И вот природа мстила ему теперь… Рассказать бы после кому — не поверили: надо же, такое дикое совпадение — выйти именно к устью загубленной им речки и именно здесь погибнуть! Как в детективном романе!

Но Анохину было теперь не до удивлений. Усматривал он во всем этом некое знамение судьбы, да, да! Помнится, мальчишкой любил он делать луки из гибких таловых прутьев, воображать себя индейцем. Однажды пришло ему в голову достать стрелою до солнца. Обливаясь слезами от резкого света, он пулял и пулял свои стрелы и, ослепленный, не видел, куда они падали. Казалось ему, что втыкаются они в солнце, как в спелую дыню, и там остаются. Сзади неслышно подошел дед Корней, взял за плечо:

— Ты куда эт целишь, поганец? Разве можно в солнышко стрелять? Ить она, стрелка-то твоя, могет назад вернуться да прямо в лоб тебе острием!.. Так бывает с теми, кто на солнышко зарится…

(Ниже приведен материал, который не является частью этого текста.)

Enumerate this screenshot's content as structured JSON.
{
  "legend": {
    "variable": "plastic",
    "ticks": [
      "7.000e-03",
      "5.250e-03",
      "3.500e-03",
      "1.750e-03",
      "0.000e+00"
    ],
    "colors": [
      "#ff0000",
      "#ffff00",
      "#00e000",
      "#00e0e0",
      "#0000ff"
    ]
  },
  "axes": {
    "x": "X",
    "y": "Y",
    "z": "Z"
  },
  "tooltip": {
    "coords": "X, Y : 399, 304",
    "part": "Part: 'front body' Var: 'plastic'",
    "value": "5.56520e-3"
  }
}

«В чем-то он прав был, этот дед Корней, — думал теперь Анохин. — Бумеранг, брошенный в природу, иногда возвращается назад, «в лоб тебе острием»… И он окончательно поверил, что все, конец, сегодня ему не выжить…

5

Местный егерь Никитич безвыходное, гибельное положение почувствовал сразу, как только пришли они к этому проклятому устью Карасука. Он не знал, конечно, что один из виновников отравления этой речки стоит сейчас рядом, в десяти шагах от него. Он только мог наблюдать, как год за годом умирала речка, как сначала исчезла из нее рыба, а потом и вообще все живое, даже насекомые — всякие там водомеры, горбунцы, паучки-плавунцы…

Вода стала черной, но это только издали, а вблизи, если приглядеться, имеет она красновато-воспаленный больной цвет, и поверху всеми цветами радуги переливаются масляные пятна, и ничто живое не мелькнет меж обросших бурой слизью донных камней, даже какие-то темные водоросли на дне кажутся резиновыми, упруго шевелят по течению безлистыми скелетами стеблей…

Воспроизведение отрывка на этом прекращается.